Money Saving Expert’s savings accounts table is updated daily and makes for a good alternative.

Or try a savings account aggregate.

Hargreaves Lansdown has an Active Savings* product where you can deposit your cash into one account and then funnel the money into different pots held with different providers.

Essentially it allows you to manage all your savings in one place, even if your money is, well, all over the place.

The rates offered here may be different from what you see advertised elsewhere though as Hargreaves Lansdown get paid a fee from the savings account providers for the service.

It’s also worth signing up to any newsletters from your current banks so you get alerted to any new products.

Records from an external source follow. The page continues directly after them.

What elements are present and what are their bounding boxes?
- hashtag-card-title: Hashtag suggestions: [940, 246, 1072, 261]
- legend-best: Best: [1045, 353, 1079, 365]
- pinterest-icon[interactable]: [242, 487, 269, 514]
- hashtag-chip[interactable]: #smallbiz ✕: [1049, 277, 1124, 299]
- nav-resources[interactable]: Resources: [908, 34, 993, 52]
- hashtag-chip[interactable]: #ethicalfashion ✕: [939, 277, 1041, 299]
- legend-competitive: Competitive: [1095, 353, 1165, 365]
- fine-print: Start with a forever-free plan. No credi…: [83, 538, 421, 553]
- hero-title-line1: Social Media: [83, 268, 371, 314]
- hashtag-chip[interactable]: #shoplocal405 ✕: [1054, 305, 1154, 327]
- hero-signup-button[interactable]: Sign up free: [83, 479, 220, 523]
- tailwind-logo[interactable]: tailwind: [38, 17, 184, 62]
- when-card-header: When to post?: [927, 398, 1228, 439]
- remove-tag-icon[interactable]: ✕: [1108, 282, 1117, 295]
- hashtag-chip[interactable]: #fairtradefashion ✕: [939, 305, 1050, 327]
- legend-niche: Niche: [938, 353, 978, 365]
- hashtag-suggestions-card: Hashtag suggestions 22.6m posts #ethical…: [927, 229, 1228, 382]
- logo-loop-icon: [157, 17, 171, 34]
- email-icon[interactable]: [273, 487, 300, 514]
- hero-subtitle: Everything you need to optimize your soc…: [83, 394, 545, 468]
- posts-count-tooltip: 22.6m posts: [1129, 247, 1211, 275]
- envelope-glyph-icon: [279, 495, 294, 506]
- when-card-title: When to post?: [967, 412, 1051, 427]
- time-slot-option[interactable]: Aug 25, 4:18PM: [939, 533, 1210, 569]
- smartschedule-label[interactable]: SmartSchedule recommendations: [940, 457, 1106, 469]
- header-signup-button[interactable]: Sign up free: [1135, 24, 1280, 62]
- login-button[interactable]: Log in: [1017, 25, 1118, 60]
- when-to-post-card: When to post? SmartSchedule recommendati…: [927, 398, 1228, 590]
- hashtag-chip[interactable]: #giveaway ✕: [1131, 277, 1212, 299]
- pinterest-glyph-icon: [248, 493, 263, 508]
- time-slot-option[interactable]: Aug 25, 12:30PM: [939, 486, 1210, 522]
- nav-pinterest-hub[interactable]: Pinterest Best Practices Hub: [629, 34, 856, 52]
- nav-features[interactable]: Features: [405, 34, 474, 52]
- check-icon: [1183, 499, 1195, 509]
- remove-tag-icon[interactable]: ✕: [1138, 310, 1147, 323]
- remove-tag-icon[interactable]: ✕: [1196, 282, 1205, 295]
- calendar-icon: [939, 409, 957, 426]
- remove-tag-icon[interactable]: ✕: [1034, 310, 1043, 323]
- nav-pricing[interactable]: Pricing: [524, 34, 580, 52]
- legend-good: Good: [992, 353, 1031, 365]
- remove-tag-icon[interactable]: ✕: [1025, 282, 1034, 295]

Nationwide for example has a Savings Watch service that emails you when there’s a product that might offer a better interest rate than what you’re currently getting.

Best savings accounts at a glance

A note on the below: This is by no means an exhaustive list. 

I’ve only included better known providers here but there may well be lesser known ones offering better rates.

If you do go with a provider that isn’t a high street name, make sure you double check that they are legitimate and that they offer the right type of protection for your money (look for mentions of the Financial Services Compensation Scheme). 

In some cases, your interest payment is not protected so you may need to move the money out and then back in to ensure that it is.

This list is also different from the usual Money Talk Best Buy one because it’s purely rates based rather than best overall – some may require you to sign up for a fee-paying current account, for example.

Best instant access savings account

These are savings accounts that allow you access to your money at any time. Some current accounts have similar interest rate levels so it’s worth considering those, too.

Best regular saver

As the name suggests, you have to deposit a minimum amount of money into the account each month. 

Some will allow you to withdraw the money halfway through but some will lock away the funds until the account matures.

Best cash ISAs

You have a personal allowance of up to £20,000 a year for ISAs, which is pretty decent.

If you open a LISA, your allowance would be split between the LISA (up to £4,000) and the ISA, which can be with different providers.

There are a few different types of cash ISAs so choose carefully. 

All the top rates are fixed rate ISAs where your money must be held in the account for a certain amount of time – if you need the money early you’ll likely have to close the account.

Other types of savings accounts 

Aside from the most obvious types of savings accounts, if you have money that you don’t need immediate access to, there are lots of alternative options that can earn you a bit more interest.

On notice accounts for example, you have to give notice of 30 days, 90 days or longer to withdraw your money.

There are also fixed rate accounts where your money is locked away for longer periods of time, say at least a year, and you can withdraw it early on payment of a penalty (usually lost interest).

Or you could opt for bonds where, once you pay your money in, it’s effectively locked away until it matures.

If you want to try your luck, there are always savings accounts with prize draws.

And then there are the savings accounts for kids, which usually offer higher interest rates.

None of these are inflation beating of course – investing isn’t right now either.

But if you do decide to lock away your money, you probably wouldn’t want to do it for longer periods of time as interest rates are still on an upward trajectory so better rates will likely come around a few months down the line.

Besides, given the current cost of living crisis, you never know when you might need the cash.